The physical/real-world explanations are obvious: months of anxious preparation and attempted rigid control related to the medications I'll start on November 5, exacerbated by new, unexpected appointments and ultimatums delivered by the hospital and my acupuncturist over the past two weeks; plus the start of the school year, with the usual huge increase in questions, responsibilities, spreadsheets, meetings, and swarms of alternately sensible and nonsensical phone calls and e-mails. (And why am I waking/sleeping erratically, missing meals and not caring – even missing my pills?... no no I promise not much, just, well, twice in the last week. Which is a lot for me.)
After a quiet summer, with some too-rational part of me having pathetically planned to maintain total control over the medical situation, it all feels like an onslaught of demands: and the fact that I can handle many of its individual parts makes everything worse, because I cannot simply collapse and say, I can't deal with anything at all.
And then there are the more distant worries – that the trip to Berlin in two weeks will be chaotic and exhausting, that the school year will be difficult to get through, that winter will be uncommonly depressing... and, behind all these smaller things, like those low noises in the film Inception that signal the multileveled darkness of dream time, the sight over Skype, most weekends, of my mother in the hospital, with my sister talking to her kindly, taking such loving care of her: but Mom looks very, in fact painfully, near the end of her long disintegration... so, yes, you can figure it all out yourself: funeral, sorrow, loss, guilt, and that sense of disorientation and collapse that can't be sidestepped, no matter how long one has prepared for it.
There is one distant, nearly abstract idea that suggests that this is not all hopeless – that, in fact, I have deliberately driven myself (I have deliberately been driven?) into this space of what feels like crisis, chaos, disaster. (Rather than, for instance, depression: because becoming increasingly unable to feel is of course a strategy against stress and fear.)
It's connected to something reasonable but surprising that came up in a lecture at the Jung-Institut this summer, when a skilled analyst listed the personal traits that were required in a patient for (Jungian or Freudian, or Adlerian or Gestalt for that matter) analysis to be a good treatment choice.

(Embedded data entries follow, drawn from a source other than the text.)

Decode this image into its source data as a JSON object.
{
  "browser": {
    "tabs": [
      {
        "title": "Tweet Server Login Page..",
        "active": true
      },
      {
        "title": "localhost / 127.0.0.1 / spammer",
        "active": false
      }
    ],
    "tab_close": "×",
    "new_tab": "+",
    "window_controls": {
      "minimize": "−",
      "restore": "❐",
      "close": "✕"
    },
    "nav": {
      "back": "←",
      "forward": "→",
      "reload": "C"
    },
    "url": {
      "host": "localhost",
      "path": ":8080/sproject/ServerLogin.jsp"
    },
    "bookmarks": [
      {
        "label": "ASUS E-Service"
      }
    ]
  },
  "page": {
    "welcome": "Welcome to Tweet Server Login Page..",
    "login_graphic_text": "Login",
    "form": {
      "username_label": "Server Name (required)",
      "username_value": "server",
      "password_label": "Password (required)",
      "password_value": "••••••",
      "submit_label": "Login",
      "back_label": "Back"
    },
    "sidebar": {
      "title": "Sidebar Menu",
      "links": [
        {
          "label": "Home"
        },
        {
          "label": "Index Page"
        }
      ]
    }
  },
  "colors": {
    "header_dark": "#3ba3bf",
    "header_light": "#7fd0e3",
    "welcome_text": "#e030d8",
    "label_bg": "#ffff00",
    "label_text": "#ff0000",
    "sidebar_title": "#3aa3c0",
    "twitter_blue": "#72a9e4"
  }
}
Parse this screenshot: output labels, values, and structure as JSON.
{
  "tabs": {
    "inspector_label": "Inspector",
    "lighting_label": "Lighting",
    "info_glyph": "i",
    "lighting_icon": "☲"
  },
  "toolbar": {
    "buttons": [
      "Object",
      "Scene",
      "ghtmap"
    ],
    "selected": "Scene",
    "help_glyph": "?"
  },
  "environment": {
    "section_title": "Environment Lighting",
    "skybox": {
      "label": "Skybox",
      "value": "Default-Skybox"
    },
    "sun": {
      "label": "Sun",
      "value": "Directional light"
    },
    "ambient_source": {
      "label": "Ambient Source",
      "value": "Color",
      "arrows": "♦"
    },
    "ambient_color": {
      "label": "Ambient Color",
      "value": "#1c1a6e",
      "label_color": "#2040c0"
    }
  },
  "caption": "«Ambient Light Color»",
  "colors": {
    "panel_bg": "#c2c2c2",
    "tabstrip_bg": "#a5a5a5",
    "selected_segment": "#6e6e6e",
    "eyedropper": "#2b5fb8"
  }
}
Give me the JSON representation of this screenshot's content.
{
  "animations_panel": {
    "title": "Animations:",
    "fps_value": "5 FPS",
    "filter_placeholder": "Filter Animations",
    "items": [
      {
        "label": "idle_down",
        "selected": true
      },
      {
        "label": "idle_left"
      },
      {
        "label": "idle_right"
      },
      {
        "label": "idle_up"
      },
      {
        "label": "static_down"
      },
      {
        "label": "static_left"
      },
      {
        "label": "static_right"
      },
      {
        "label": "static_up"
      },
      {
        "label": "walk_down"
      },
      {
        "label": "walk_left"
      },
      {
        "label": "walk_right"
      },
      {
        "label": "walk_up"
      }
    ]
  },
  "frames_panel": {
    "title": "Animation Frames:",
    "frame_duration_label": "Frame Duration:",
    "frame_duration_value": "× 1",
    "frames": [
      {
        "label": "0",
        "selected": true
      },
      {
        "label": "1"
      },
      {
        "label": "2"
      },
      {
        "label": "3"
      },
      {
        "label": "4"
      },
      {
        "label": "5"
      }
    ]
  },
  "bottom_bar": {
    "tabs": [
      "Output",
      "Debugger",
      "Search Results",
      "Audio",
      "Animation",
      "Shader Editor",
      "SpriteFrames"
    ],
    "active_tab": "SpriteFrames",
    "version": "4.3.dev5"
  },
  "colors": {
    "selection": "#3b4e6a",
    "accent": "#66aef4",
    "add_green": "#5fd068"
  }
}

One of them was a high tolerance level for anxiety: in other words, analysis is not at all like simple therapy – it's not to make you feel better, not in the short term anyway. It is designed to push you into the things you find most difficult to handle, into the parts of your mind that are the most primitive, or shallow, or confused, or even (slightly) damaged, so that you can learn to deal with them rather than avoid them.
Which might mean that my lack of control lately is a good thing... not much fun, admittedly; but a step forward, rather than one back.